Broader Market Context and Implications
The performance of Schroders in Q1 2026 can be viewed within the broader context of global asset management industry trends. The first quarter of 2026 has been characterized by increased volatility and investor caution across global markets. Rising inflation concerns, coupled with the aforementioned geopolitical instability, have prompted a reassessment of asset allocation strategies.
For asset managers, periods of heightened market uncertainty often translate into pressure on AUM due to negative market movements and potential outflows. However, these periods can also present opportunities for firms with strong track records, diversified product offerings, and robust risk management capabilities. The resilience shown by fixed income and multi-asset strategies, as well as the continued inflows into private markets, suggests that investors are seeking stability and alternative sources of return.
The successful expansion of Schroders’ European Active ETF range is also indicative of a broader industry trend towards more flexible and cost-effective investment vehicles. As investors become more discerning, the demand for actively managed ETFs that offer transparency and potential alpha generation is likely to grow.
The potential acquisition by Nuveen, a subsidiary of TIAA, could create a larger, more diversified global asset management powerhouse. Such consolidation is a recurring theme in the industry, driven by the pursuit of scale, operational efficiencies, and expanded market access. The integration of Schroders’ capabilities and client base with Nuveen’s existing offerings could lead to significant synergies and a strengthened competitive position in key markets.

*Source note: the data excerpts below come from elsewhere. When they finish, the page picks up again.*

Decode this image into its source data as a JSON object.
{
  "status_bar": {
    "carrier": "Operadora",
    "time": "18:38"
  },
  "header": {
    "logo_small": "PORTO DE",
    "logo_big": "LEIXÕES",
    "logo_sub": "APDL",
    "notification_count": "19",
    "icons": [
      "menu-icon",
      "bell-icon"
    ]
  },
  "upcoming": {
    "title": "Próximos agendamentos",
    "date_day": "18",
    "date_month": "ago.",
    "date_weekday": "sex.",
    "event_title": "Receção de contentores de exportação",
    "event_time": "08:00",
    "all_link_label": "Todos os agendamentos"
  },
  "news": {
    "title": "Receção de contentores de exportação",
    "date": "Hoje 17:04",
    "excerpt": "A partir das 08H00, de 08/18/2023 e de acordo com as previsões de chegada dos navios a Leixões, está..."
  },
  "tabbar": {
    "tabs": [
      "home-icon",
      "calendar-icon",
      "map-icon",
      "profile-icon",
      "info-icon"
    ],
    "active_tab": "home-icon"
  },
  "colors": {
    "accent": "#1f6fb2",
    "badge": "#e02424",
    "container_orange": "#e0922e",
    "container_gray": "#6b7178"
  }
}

Ultimately, Schroders’ Q1 2026 results paint a picture of a well-established firm navigating a turbulent economic and geopolitical landscape. While facing headwinds from market volatility and investor sentiment shifts, the company is actively pursuing strategic initiatives, innovating its product offerings, and positioning itself for potential integration into a larger entity, all while maintaining a focus on its core operational strengths. The coming months, particularly the decision on the Nuveen takeover, will be critical in shaping the future narrative for Schroders.